LA PACE IN SICILIA Ali torna a Milano nel ‘91, la malattia l’ha ormai aggredito. É come se la storia e la medicina avessero cominciato a fare a botte sul ring della sua vita. La «Gazzetta» lo invita a pranzo, il Parkinson non gli ha ancora rubato tutte le parole. «Le manca la boxe?». «No, sono io che manco a lei». L’ultima Italia è in Sicilia. 1999, Bruno Ficili, docente di Siracusa, specializzato in missioni di pace, mette d’accordo i leader dei gruppi armati in guerra in Burundi per provare a portarli sulla strada della pace. E convince Ali a scendere a Siracusa per mettere anche la sua firma su quell’accordo.
«DOV’É LA MOSCHEA?» Lui è ormai senza parole, ma il suo corpo spremuto dalla malattia riesce ancora a comunicare.
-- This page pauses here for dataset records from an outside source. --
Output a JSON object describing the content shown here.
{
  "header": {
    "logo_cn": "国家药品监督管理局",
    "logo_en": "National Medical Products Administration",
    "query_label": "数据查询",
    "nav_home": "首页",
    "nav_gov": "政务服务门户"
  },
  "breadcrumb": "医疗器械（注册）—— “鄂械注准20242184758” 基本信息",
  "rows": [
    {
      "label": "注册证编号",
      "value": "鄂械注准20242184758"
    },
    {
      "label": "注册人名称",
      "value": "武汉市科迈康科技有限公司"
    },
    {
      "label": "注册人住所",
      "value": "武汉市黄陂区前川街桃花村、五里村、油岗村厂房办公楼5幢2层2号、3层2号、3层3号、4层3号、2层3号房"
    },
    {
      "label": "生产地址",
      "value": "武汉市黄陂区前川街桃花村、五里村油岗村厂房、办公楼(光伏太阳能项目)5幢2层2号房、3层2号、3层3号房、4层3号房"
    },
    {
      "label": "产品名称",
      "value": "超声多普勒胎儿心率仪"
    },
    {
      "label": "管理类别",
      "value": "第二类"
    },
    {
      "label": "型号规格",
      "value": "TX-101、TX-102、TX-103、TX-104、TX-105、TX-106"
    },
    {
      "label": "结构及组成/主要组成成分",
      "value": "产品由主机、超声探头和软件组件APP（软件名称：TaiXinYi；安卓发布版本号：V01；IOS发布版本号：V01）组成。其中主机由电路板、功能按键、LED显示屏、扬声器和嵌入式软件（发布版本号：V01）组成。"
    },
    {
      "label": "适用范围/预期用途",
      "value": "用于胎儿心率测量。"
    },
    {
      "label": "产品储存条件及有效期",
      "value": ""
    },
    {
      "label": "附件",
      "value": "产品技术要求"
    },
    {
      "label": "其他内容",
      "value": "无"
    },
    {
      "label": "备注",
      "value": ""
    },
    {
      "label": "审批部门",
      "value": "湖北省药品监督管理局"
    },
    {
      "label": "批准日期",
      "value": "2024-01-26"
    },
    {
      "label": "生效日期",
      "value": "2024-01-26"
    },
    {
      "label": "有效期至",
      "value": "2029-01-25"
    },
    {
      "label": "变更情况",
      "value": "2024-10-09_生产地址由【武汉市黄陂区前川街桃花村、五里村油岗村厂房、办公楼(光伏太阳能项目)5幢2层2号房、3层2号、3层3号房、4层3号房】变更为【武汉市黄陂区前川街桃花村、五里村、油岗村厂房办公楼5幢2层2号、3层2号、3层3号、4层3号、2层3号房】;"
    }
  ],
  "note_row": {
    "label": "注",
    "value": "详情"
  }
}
Eccolo a Palazzo Chigi fare il prestigiatore facendo sparire nel nulla un fazzoletto. Prima di andare a Roma, da D’Alema, Veltroni e Petrucci (che gli consegna una copia della medaglia d’oro di Roma ‘60 perduta in segno di protesta contro il razzismo), c’è un’altra scena che colpisce. Ali è nella piazza di Comiso, l’hanno appena fatto cittadino onorario, sta infilandosi in macchina per raggiungere l’aeroporto. Si ferma, come rapito da qualcosa, avvicina un ragazzo tunisino e chiede: «Dov’è la moschea?». Taibir indica una direzione e allora Ali chiede un attimo di pazienza alla moglie Lonnie: entra nel piccolo locale che funziona da centro religioso. Quando esce, il gruppetto di ragazzi immigrati è felice e orgoglioso. Quasi come lui, quel giorno a Roma, con l’oro da «bello bambino» al collo.